• Order soon to secure supplies
• Speak to animal health adviser
• Increased risk without booster
Animal health experts say farmers should secure clostridial vaccine supplies as soon as possible in the run-up to spring lambing and calving.
Supply issues for some clostridial vaccines to protect youngstock from birth are being seen according to Farm SQP of the Year Elizabeth Barratt from Mole Country Store, who urges farmers to plan ahead.
“We are seeing supply challenges with vaccines,” says Ms Barratt.
Although there are stocks of vaccines, I would suggest speaking with your animal health advisor about when you need to vaccinate, how many you need the vaccine for and discuss any alternative options available if you can’t get your required vaccination.”
Stock are currently available of Coxexin 10, which protects sheep and cattle against the 10 main clostridial strains. It also provides passive immunity to youngstock via colostrum when pregnant animals are given a booster 2-8 weeks before calving or lambing.
Ideally, Covexin 10 should be given to animals in two doses 4-6 weeks apart in their first grazing season.
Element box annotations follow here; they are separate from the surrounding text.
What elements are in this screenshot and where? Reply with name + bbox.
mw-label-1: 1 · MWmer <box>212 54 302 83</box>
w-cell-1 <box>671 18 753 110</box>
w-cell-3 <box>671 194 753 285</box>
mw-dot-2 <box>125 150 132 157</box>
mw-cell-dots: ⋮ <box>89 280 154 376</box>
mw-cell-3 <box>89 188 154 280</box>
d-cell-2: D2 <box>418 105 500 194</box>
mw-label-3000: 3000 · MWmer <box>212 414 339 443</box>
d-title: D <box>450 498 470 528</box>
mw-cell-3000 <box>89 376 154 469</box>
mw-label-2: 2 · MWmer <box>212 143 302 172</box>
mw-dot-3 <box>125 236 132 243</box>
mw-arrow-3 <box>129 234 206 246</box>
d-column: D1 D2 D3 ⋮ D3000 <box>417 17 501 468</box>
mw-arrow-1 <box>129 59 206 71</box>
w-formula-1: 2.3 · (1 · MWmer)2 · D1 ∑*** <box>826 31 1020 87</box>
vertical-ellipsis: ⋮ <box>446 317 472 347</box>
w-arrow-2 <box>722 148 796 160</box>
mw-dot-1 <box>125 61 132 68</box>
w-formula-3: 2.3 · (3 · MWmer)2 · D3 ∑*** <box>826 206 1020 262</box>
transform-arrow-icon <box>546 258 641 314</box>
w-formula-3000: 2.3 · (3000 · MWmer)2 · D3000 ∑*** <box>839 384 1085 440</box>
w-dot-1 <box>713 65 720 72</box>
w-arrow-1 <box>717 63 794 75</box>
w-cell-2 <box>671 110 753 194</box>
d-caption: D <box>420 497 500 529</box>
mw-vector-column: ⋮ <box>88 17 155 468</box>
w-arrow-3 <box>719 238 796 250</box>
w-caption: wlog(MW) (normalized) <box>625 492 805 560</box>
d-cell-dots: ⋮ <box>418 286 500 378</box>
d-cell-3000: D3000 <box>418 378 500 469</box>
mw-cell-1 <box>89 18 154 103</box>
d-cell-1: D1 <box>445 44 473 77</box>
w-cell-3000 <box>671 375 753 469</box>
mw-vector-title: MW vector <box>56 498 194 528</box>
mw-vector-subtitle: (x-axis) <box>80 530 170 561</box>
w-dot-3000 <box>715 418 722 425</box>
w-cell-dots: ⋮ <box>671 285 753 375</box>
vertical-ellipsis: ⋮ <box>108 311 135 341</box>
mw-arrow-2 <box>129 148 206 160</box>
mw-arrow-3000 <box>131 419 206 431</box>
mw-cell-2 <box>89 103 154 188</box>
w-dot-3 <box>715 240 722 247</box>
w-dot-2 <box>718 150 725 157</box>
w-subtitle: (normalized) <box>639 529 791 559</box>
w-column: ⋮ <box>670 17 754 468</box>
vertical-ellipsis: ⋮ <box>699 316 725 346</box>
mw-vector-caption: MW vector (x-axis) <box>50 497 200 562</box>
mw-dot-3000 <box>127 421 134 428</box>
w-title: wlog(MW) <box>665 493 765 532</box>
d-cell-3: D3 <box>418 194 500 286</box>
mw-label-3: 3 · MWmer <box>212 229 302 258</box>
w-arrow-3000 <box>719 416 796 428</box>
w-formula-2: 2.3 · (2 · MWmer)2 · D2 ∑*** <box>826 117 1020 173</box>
Thereafter, all animals should receive an annual booster, explained Ms Barratt.
Covexin 10 protects against the main clostridial diseases in sheep and cattle, including, in cattle, Black Disease, Blackleg, Malignant Oedema, Tetanus, Botulism and, in sheep, Lamb Dysentery, Tetanus, Pulpy Kidney, Black Disease, Blackleg, Struck and Braxy.
Clostridial diseases vaccinations are among the highest priority vaccinations for beef and sheep, according to recently published vaccination guidelines from the National Office for Animal Health (NOAH).
This means herds and flocks should be vaccinated as a default unless appropriate justifications have been clearly identified by the vet and farmer working together, says Zoetis vet Ally Ward.
“Vaccine supply issues over the past year may mean livestock are at increased risk if vaccine boosters have been missed. While some supply issues remain, farmers should be able to secure what they need if they acquire their stock in good time.
“Death from clostridial diseases is still a reasonably common cause, which is frustrating when there are relatively cheap vaccines available to protect livestock. The first time many farmers realise there is a problem is when they find a dead animal,” she warned.
All unvaccinated livestock is at risk of clostridial diseases, with clostridia bacteria widespread in the natural world, including in soil, rotting vegetation, decomposing animal matter, surface water and spoiled animal feed.